No collapse forecast as tanker rates fall near year lows

The world's leading crude oil freight routes from the Gulf were close to their lows for this year on Monday but analysts said the freight market was not on the brink of collapse.Industry sources also said there was no sign that crude demand was faltering, blaming the weakness on the dynamics of the tanker market instead. Ship brokers said VLCC freight rates from the Gulf to Japan, the world's benchmark crude route, were trading at an average of WS60, close to a year low of WS52 hit in January. Rates for double-hulled units were trading five Worldscale points higher and single-hulled tonnage up to 10 points lower. Below that level, a three-and-a-half year low was in sight at WS50.5, struck in October 2003, according to Reuters data. Analysts said rates were pressured by long-standing Opec cuts, refinery maintenance in Asia, high stocks in the United States and bulging ship supply. They said there was no evidence that crude oil demand was being eroded, pointing instead to strong demand for long-haul oil into China, which was buoying rates. "We wouldn't speak of it as a freight collapse...but it does seem to have moved into a softer summer trading market that we've had in previous years," said Claire Grierson, an analyst with Simpson, Spence & Young in London.

E.A. Gibson shipbrokers said VLCC voyage rates to Japan were trading at WS105 or $67,200 a day in June 2006 compared with WS59 or $34,750 on Monday.
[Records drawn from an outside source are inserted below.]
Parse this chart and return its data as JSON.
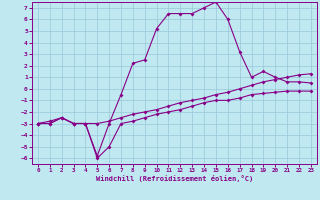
{
  "xlabel": "Windchill (Refroidissement éolien,°C)",
  "background_color": "#c0e8f0",
  "grid_color": "#98c8d8",
  "line_color": "#880088",
  "xlim": [
    -0.5,
    23.5
  ],
  "ylim": [
    -6.5,
    7.5
  ],
  "xticks": [
    0,
    1,
    2,
    3,
    4,
    5,
    6,
    7,
    8,
    9,
    10,
    11,
    12,
    13,
    14,
    15,
    16,
    17,
    18,
    19,
    20,
    21,
    22,
    23
  ],
  "yticks": [
    -6,
    -5,
    -4,
    -3,
    -2,
    -1,
    0,
    1,
    2,
    3,
    4,
    5,
    6,
    7
  ],
  "line1_x": [
    0,
    1,
    2,
    3,
    4,
    5,
    6,
    7,
    8,
    9,
    10,
    11,
    12,
    13,
    14,
    15,
    16,
    17,
    18,
    19,
    20,
    21,
    22,
    23
  ],
  "line1_y": [
    -3,
    -3,
    -2.5,
    -3,
    -3,
    -6,
    -5,
    -3,
    -2.8,
    -2.5,
    -2.2,
    -2,
    -1.8,
    -1.5,
    -1.2,
    -1,
    -1,
    -0.8,
    -0.5,
    -0.4,
    -0.3,
    -0.2,
    -0.2,
    -0.2
  ],
  "line2_x": [
    0,
    1,
    2,
    3,
    4,
    5,
    6,
    7,
    8,
    9,
    10,
    11,
    12,
    13,
    14,
    15,
    16,
    17,
    18,
    19,
    20,
    21,
    22,
    23
  ],
  "line2_y": [
    -3,
    -3,
    -2.5,
    -3,
    -3,
    -5.8,
    -3,
    -0.5,
    2.2,
    2.5,
    5.2,
    6.5,
    6.5,
    6.5,
    7,
    7.5,
    6,
    3.2,
    1,
    1.5,
    1,
    0.6,
    0.6,
    0.5
  ],
  "line3_x": [
    0,
    1,
    2,
    3,
    4,
    5,
    6,
    7,
    8,
    9,
    10,
    11,
    12,
    13,
    14,
    15,
    16,
    17,
    18,
    19,
    20,
    21,
    22,
    23
  ],
  "line3_y": [
    -3,
    -2.8,
    -2.5,
    -3,
    -3,
    -3,
    -2.8,
    -2.5,
    -2.2,
    -2,
    -1.8,
    -1.5,
    -1.2,
    -1,
    -0.8,
    -0.5,
    -0.3,
    0,
    0.3,
    0.6,
    0.8,
    1.0,
    1.2,
    1.3
  ]
}
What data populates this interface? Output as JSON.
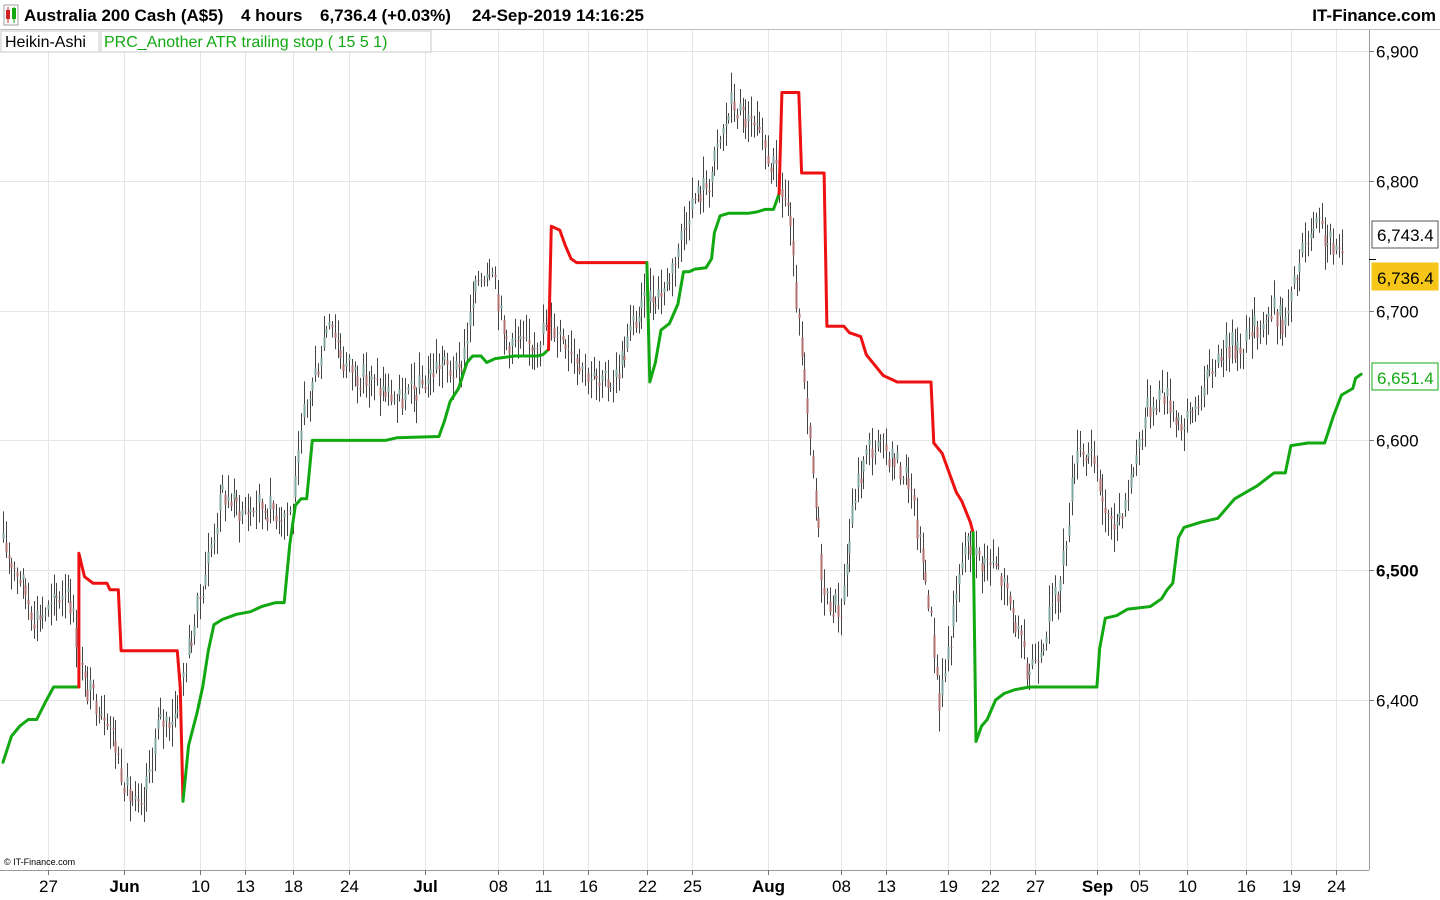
{
  "header": {
    "instrument": "Australia 200 Cash (A$5)",
    "timeframe": "4 hours",
    "last_quote": "6,736.4 (+0.03%)",
    "datetime": "24-Sep-2019 14:16:25",
    "brand": "IT-Finance.com"
  },
  "legend": {
    "candles_label": "Heikin-Ashi",
    "indicator_label": "PRC_Another ATR trailing stop ( 15 5 1)"
  },
  "copyright": "© IT-Finance.com",
  "colors": {
    "background": "#ffffff",
    "grid": "#e6e6e6",
    "stop_up": "#11a811",
    "stop_down": "#ee1111",
    "candle_wick": "#444444",
    "badge_last": "#f5c518",
    "badge_indicator_border": "#11a811"
  },
  "badges": {
    "high": "6,743.4",
    "last": "6,736.4",
    "indicator": "6,651.4"
  },
  "chart_data": {
    "type": "line",
    "y_axis": {
      "range": [
        6275,
        6925
      ],
      "ticks": [
        {
          "value": 6900,
          "label": "6,900",
          "bold": false
        },
        {
          "value": 6800,
          "label": "6,800",
          "bold": false
        },
        {
          "value": 6700,
          "label": "6,700",
          "bold": false
        },
        {
          "value": 6600,
          "label": "6,600",
          "bold": false
        },
        {
          "value": 6500,
          "label": "6,500",
          "bold": true
        },
        {
          "value": 6400,
          "label": "6,400",
          "bold": false
        }
      ]
    },
    "x_axis": {
      "range_bars": [
        0,
        480
      ],
      "ticks": [
        {
          "bar": 16,
          "label": "27",
          "bold": false
        },
        {
          "bar": 43,
          "label": "Jun",
          "bold": true
        },
        {
          "bar": 70,
          "label": "10",
          "bold": false
        },
        {
          "bar": 86,
          "label": "13",
          "bold": false
        },
        {
          "bar": 103,
          "label": "18",
          "bold": false
        },
        {
          "bar": 123,
          "label": "24",
          "bold": false
        },
        {
          "bar": 150,
          "label": "Jul",
          "bold": true
        },
        {
          "bar": 176,
          "label": "08",
          "bold": false
        },
        {
          "bar": 192,
          "label": "11",
          "bold": false
        },
        {
          "bar": 208,
          "label": "16",
          "bold": false
        },
        {
          "bar": 229,
          "label": "22",
          "bold": false
        },
        {
          "bar": 245,
          "label": "25",
          "bold": false
        },
        {
          "bar": 272,
          "label": "Aug",
          "bold": true
        },
        {
          "bar": 298,
          "label": "08",
          "bold": false
        },
        {
          "bar": 314,
          "label": "13",
          "bold": false
        },
        {
          "bar": 336,
          "label": "19",
          "bold": false
        },
        {
          "bar": 351,
          "label": "22",
          "bold": false
        },
        {
          "bar": 367,
          "label": "27",
          "bold": false
        },
        {
          "bar": 389,
          "label": "Sep",
          "bold": true
        },
        {
          "bar": 404,
          "label": "05",
          "bold": false
        },
        {
          "bar": 421,
          "label": "10",
          "bold": false
        },
        {
          "bar": 442,
          "label": "16",
          "bold": false
        },
        {
          "bar": 458,
          "label": "19",
          "bold": false
        },
        {
          "bar": 474,
          "label": "24",
          "bold": false
        }
      ]
    },
    "price_path": [
      [
        0,
        6520
      ],
      [
        5,
        6500
      ],
      [
        11,
        6465
      ],
      [
        17,
        6470
      ],
      [
        23,
        6490
      ],
      [
        29,
        6410
      ],
      [
        37,
        6390
      ],
      [
        44,
        6330
      ],
      [
        49,
        6310
      ],
      [
        55,
        6380
      ],
      [
        61,
        6390
      ],
      [
        66,
        6440
      ],
      [
        72,
        6500
      ],
      [
        78,
        6560
      ],
      [
        85,
        6545
      ],
      [
        91,
        6550
      ],
      [
        99,
        6545
      ],
      [
        103,
        6545
      ],
      [
        107,
        6620
      ],
      [
        112,
        6660
      ],
      [
        116,
        6700
      ],
      [
        121,
        6660
      ],
      [
        127,
        6650
      ],
      [
        134,
        6640
      ],
      [
        141,
        6630
      ],
      [
        148,
        6640
      ],
      [
        155,
        6660
      ],
      [
        162,
        6650
      ],
      [
        169,
        6725
      ],
      [
        174,
        6740
      ],
      [
        178,
        6680
      ],
      [
        186,
        6670
      ],
      [
        194,
        6690
      ],
      [
        200,
        6680
      ],
      [
        206,
        6660
      ],
      [
        212,
        6640
      ],
      [
        218,
        6650
      ],
      [
        224,
        6690
      ],
      [
        230,
        6710
      ],
      [
        236,
        6720
      ],
      [
        244,
        6780
      ],
      [
        251,
        6800
      ],
      [
        259,
        6860
      ],
      [
        265,
        6845
      ],
      [
        272,
        6820
      ],
      [
        279,
        6780
      ],
      [
        284,
        6660
      ],
      [
        288,
        6570
      ],
      [
        292,
        6480
      ],
      [
        298,
        6470
      ],
      [
        303,
        6560
      ],
      [
        308,
        6595
      ],
      [
        315,
        6590
      ],
      [
        322,
        6570
      ],
      [
        329,
        6480
      ],
      [
        333,
        6400
      ],
      [
        337,
        6450
      ],
      [
        342,
        6520
      ],
      [
        347,
        6510
      ],
      [
        354,
        6500
      ],
      [
        360,
        6460
      ],
      [
        364,
        6420
      ],
      [
        370,
        6450
      ],
      [
        376,
        6490
      ],
      [
        382,
        6600
      ],
      [
        388,
        6580
      ],
      [
        394,
        6530
      ],
      [
        400,
        6560
      ],
      [
        406,
        6620
      ],
      [
        412,
        6640
      ],
      [
        420,
        6610
      ],
      [
        427,
        6640
      ],
      [
        433,
        6670
      ],
      [
        440,
        6675
      ],
      [
        447,
        6690
      ],
      [
        452,
        6700
      ],
      [
        456,
        6690
      ],
      [
        462,
        6745
      ],
      [
        468,
        6765
      ],
      [
        472,
        6750
      ],
      [
        476,
        6740
      ]
    ],
    "series": [
      {
        "name": "PRC_Another ATR trailing stop ( 15 5 1)",
        "segments": [
          {
            "trend": "up",
            "points": [
              [
                0,
                6352
              ],
              [
                3,
                6372
              ],
              [
                6,
                6380
              ],
              [
                9,
                6385
              ],
              [
                12,
                6385
              ],
              [
                15,
                6398
              ],
              [
                18,
                6410
              ],
              [
                24,
                6410
              ],
              [
                27,
                6410
              ]
            ]
          },
          {
            "trend": "down",
            "points": [
              [
                27,
                6410
              ],
              [
                27,
                6513
              ],
              [
                29,
                6495
              ],
              [
                32,
                6490
              ],
              [
                37,
                6490
              ],
              [
                38,
                6485
              ],
              [
                41,
                6485
              ],
              [
                42,
                6438
              ],
              [
                60,
                6438
              ],
              [
                62,
                6438
              ],
              [
                63,
                6410
              ],
              [
                64,
                6322
              ]
            ]
          },
          {
            "trend": "up",
            "points": [
              [
                64,
                6322
              ],
              [
                66,
                6365
              ],
              [
                69,
                6390
              ],
              [
                71,
                6410
              ],
              [
                73,
                6438
              ],
              [
                75,
                6458
              ],
              [
                78,
                6462
              ],
              [
                83,
                6466
              ],
              [
                88,
                6468
              ],
              [
                92,
                6472
              ],
              [
                97,
                6475
              ],
              [
                100,
                6475
              ],
              [
                102,
                6520
              ],
              [
                104,
                6550
              ],
              [
                106,
                6555
              ],
              [
                108,
                6555
              ],
              [
                110,
                6600
              ],
              [
                114,
                6600
              ],
              [
                136,
                6600
              ],
              [
                140,
                6602
              ],
              [
                155,
                6603
              ],
              [
                157,
                6615
              ],
              [
                159,
                6630
              ],
              [
                162,
                6640
              ],
              [
                165,
                6660
              ],
              [
                167,
                6665
              ],
              [
                170,
                6665
              ],
              [
                172,
                6660
              ],
              [
                175,
                6663
              ],
              [
                182,
                6665
              ],
              [
                190,
                6665
              ],
              [
                192,
                6666
              ],
              [
                194,
                6670
              ]
            ]
          },
          {
            "trend": "down",
            "points": [
              [
                194,
                6670
              ],
              [
                195,
                6765
              ],
              [
                198,
                6762
              ],
              [
                200,
                6750
              ],
              [
                202,
                6740
              ],
              [
                204,
                6737
              ],
              [
                215,
                6737
              ],
              [
                229,
                6737
              ]
            ]
          },
          {
            "trend": "up",
            "points": [
              [
                229,
                6737
              ],
              [
                230,
                6645
              ],
              [
                232,
                6660
              ],
              [
                234,
                6685
              ],
              [
                237,
                6690
              ],
              [
                240,
                6705
              ],
              [
                242,
                6730
              ],
              [
                244,
                6730
              ],
              [
                246,
                6732
              ],
              [
                250,
                6733
              ],
              [
                252,
                6740
              ],
              [
                253,
                6760
              ],
              [
                255,
                6773
              ],
              [
                258,
                6775
              ],
              [
                265,
                6775
              ],
              [
                268,
                6776
              ],
              [
                271,
                6778
              ],
              [
                274,
                6778
              ],
              [
                276,
                6790
              ]
            ]
          },
          {
            "trend": "down",
            "points": [
              [
                276,
                6790
              ],
              [
                277,
                6868
              ],
              [
                283,
                6868
              ],
              [
                284,
                6806
              ],
              [
                292,
                6806
              ],
              [
                293,
                6688
              ],
              [
                299,
                6688
              ],
              [
                301,
                6683
              ],
              [
                305,
                6680
              ],
              [
                307,
                6666
              ],
              [
                310,
                6658
              ],
              [
                313,
                6650
              ],
              [
                318,
                6645
              ],
              [
                330,
                6645
              ],
              [
                331,
                6598
              ],
              [
                334,
                6590
              ],
              [
                337,
                6572
              ],
              [
                339,
                6560
              ],
              [
                341,
                6553
              ],
              [
                344,
                6537
              ],
              [
                345,
                6529
              ]
            ]
          },
          {
            "trend": "up",
            "points": [
              [
                345,
                6529
              ],
              [
                346,
                6368
              ],
              [
                348,
                6380
              ],
              [
                350,
                6385
              ],
              [
                353,
                6400
              ],
              [
                356,
                6405
              ],
              [
                360,
                6408
              ],
              [
                365,
                6410
              ],
              [
                380,
                6410
              ],
              [
                389,
                6410
              ],
              [
                390,
                6440
              ],
              [
                392,
                6463
              ],
              [
                396,
                6465
              ],
              [
                400,
                6470
              ],
              [
                408,
                6472
              ],
              [
                412,
                6478
              ],
              [
                414,
                6485
              ],
              [
                416,
                6490
              ],
              [
                418,
                6525
              ],
              [
                420,
                6533
              ],
              [
                423,
                6535
              ],
              [
                426,
                6537
              ],
              [
                432,
                6540
              ],
              [
                436,
                6550
              ],
              [
                438,
                6555
              ],
              [
                442,
                6560
              ],
              [
                446,
                6565
              ],
              [
                452,
                6575
              ],
              [
                456,
                6575
              ],
              [
                458,
                6596
              ],
              [
                464,
                6598
              ],
              [
                470,
                6598
              ],
              [
                473,
                6618
              ],
              [
                476,
                6635
              ],
              [
                480,
                6640
              ],
              [
                481,
                6648
              ],
              [
                483,
                6651
              ]
            ]
          }
        ]
      }
    ]
  }
}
In a report it also cited the VLCC and ULCC fleet rising to 494 by mid-2007 from 477 in mid-2006.

Rates for VLCCs from the Gulf to the US were similarly pressured, trading at an average of WS50, five points short of a low for the year.

Beyond that, costs on the major route were close to a four-year low of WS42.50 hit in August 2003.

Brokers said that the rates averaged $30,000 to $40,000 a day to Asia, down from closer to $50,000 in the last couple of weeks.